Harmonization

The input data for cTWAS must be harmonized prior to analysis (i.e. the reference and alternative alleles for each variant should match across all three data sources). We provide some options for harmonization during the gene imputation step if the data are not already harmonized. These options separately harmonizing the GWAS summary statistics and the prediction models to the LD reference. The full harmonization procedures are described in the methods section of the paper. Here, we will provide a quick description of how harmonization works, and when it should be used.

If harmonization is off, cTWAS will use the union of variants in the GWAS reference, the prediction models, and the LD reference for imputation, and it will use the z-score and weights as-is.

For the GWAS summary statistics and the prediction models, there are two options that turn on “simple” harmonization: harmonize_z = T and harmonize_wgt = T. Simple harmonization flips reference and alternate alleles to match the LD reference. This procedure is fast, and for variants that are not strand ambiguous, this is all that is required for harmonization. However, strand ambiguous variants (A<->T and C<->G substitutions) are not necessarily harmonized, as the strand used to determine the ref/alt alleles could be different between different datasets, and this is indistinguishable from a ref/alt allele swap. Turning on harmonization requires making a decision about how to handle these strand ambiguous variants.

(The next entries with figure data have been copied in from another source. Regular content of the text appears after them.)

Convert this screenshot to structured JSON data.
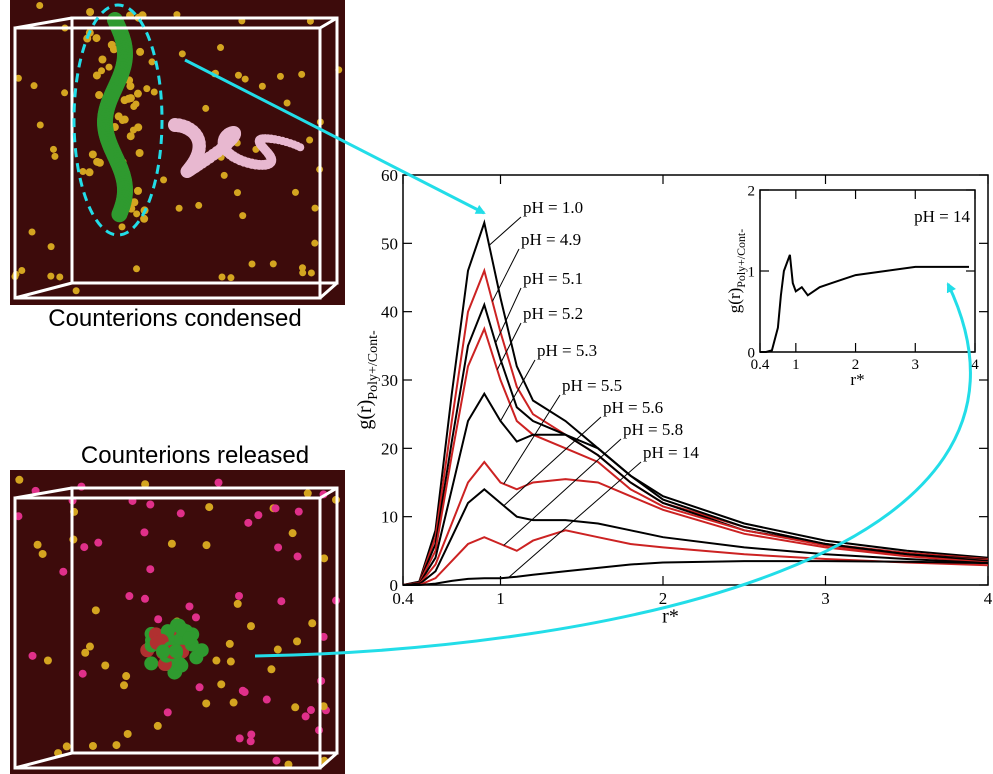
{
  "captions": [
    "Counterions condensed",
    "Counterions released"
  ],
  "chart_data": [
    {
      "type": "line",
      "y_label": "g(r)",
      "y_label_sub": "Poly+/Cont-",
      "x_label": "r*",
      "xlim": [
        0.4,
        4
      ],
      "ylim": [
        0,
        60
      ],
      "xticks": [
        0.4,
        1,
        2,
        3,
        4
      ],
      "yticks": [
        0,
        10,
        20,
        30,
        40,
        50,
        60
      ],
      "x": [
        0.4,
        0.5,
        0.6,
        0.7,
        0.8,
        0.9,
        1.0,
        1.1,
        1.2,
        1.4,
        1.6,
        1.8,
        2.0,
        2.5,
        3.0,
        3.5,
        4.0
      ],
      "series": [
        {
          "name": "pH = 1.0",
          "color": "#000000",
          "values": [
            0,
            0.5,
            8,
            28,
            46,
            53,
            42,
            32,
            27,
            24,
            20,
            16,
            13,
            9,
            6.5,
            5,
            4
          ]
        },
        {
          "name": "pH = 4.9",
          "color": "#cc2222",
          "values": [
            0,
            0.4,
            7,
            24,
            40,
            46,
            37,
            29,
            25,
            22,
            19,
            15,
            12,
            8.5,
            6,
            4.7,
            3.8
          ]
        },
        {
          "name": "pH = 5.1",
          "color": "#000000",
          "values": [
            0,
            0.4,
            6,
            21,
            35,
            41,
            33,
            26,
            24,
            22,
            19,
            15,
            12,
            8,
            6,
            4.5,
            3.7
          ]
        },
        {
          "name": "pH = 5.2",
          "color": "#cc2222",
          "values": [
            0,
            0.3,
            5,
            19,
            32,
            37.5,
            30,
            24,
            22,
            20,
            18,
            14,
            11.5,
            8,
            5.8,
            4.4,
            3.6
          ]
        },
        {
          "name": "pH = 5.3",
          "color": "#000000",
          "values": [
            0,
            0.2,
            4,
            14,
            24,
            28,
            24,
            21,
            22,
            22,
            20,
            16,
            12.5,
            8.5,
            6,
            4.5,
            3.5
          ]
        },
        {
          "name": "pH = 5.5",
          "color": "#cc2222",
          "values": [
            0,
            0.1,
            3,
            9,
            15,
            18,
            15,
            14,
            15,
            15.5,
            15,
            13,
            11,
            7.5,
            5.5,
            4.2,
            3.3
          ]
        },
        {
          "name": "pH = 5.6",
          "color": "#000000",
          "values": [
            0,
            0.1,
            2,
            7,
            12,
            14,
            12,
            10,
            9.5,
            9.5,
            9,
            8,
            7,
            5.5,
            4.5,
            3.8,
            3.2
          ]
        },
        {
          "name": "pH = 5.8",
          "color": "#cc2222",
          "values": [
            0,
            0,
            1,
            3.5,
            6,
            7,
            6,
            5,
            6.5,
            8,
            7,
            6,
            5.5,
            4.5,
            3.8,
            3.3,
            2.9
          ]
        },
        {
          "name": "pH = 14",
          "color": "#000000",
          "values": [
            0,
            0,
            0.2,
            0.6,
            0.9,
            1,
            1,
            1.2,
            1.5,
            2,
            2.5,
            3,
            3.3,
            3.5,
            3.5,
            3.4,
            3.2
          ]
        }
      ]
    },
    {
      "type": "line",
      "y_label": "g(r)",
      "y_label_sub": "Poly+/Cont-",
      "x_label": "r*",
      "xlim": [
        0.4,
        4
      ],
      "ylim": [
        0,
        2
      ],
      "xticks": [
        0.4,
        1,
        2,
        3,
        4
      ],
      "yticks": [
        0,
        1,
        2
      ],
      "x": [
        0.4,
        0.5,
        0.6,
        0.7,
        0.75,
        0.8,
        0.85,
        0.9,
        0.95,
        1.0,
        1.1,
        1.2,
        1.4,
        1.6,
        1.8,
        2.0,
        2.5,
        3.0,
        3.5,
        3.9
      ],
      "series": [
        {
          "name": "pH = 14",
          "color": "#000000",
          "values": [
            0,
            0,
            0.02,
            0.3,
            0.7,
            1.0,
            1.1,
            1.2,
            0.85,
            0.75,
            0.8,
            0.7,
            0.8,
            0.85,
            0.9,
            0.95,
            1.0,
            1.05,
            1.05,
            1.05
          ]
        }
      ]
    }
  ]
}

For the z-scores, there are three options for strand ambiguous variants, specified by strand_ambig_action_z. The "drop" option removes strand ambiguous variants; the "none" option takes no action, effectively treating strand ambiguous variants as unambiguous; and the "recover" option uses the imputation-based procedure described in the paper to recover strand ambiguous variants. The “recover” option can be computationally expensive.

For the weights, there are two options for strand ambiguous variants, specified by recover_strand_ambig_wgt. Setting this equal to FALSE removes strand ambiguous variants; setting it to TRUE will use the LD-based procedure described in the paper to recover strand ambiguous weights. This recovery procedure does increase runtime, but it is less expensive than the recovery procedure for the z-scores.

In the paper and in this document, because the z-scores and the LD reference were from the same source (UK Biobank), we expect that the strand is consistent between the GWAS and LD reference, so we used the option strand_ambig_action_z = "none" to treat strand ambiguous variants as unambiguous. The prediction models are from a different population (GTEx), so for strand ambiguous variants in the prediction models, we used recover_strand_ambig_wgt=T.

Note that we include a function to pre-harmonize the GWAS summary statistics: preharmonize_z_ld. If using this function at the start of the analysis, you can set harmonize_z = F during imputation.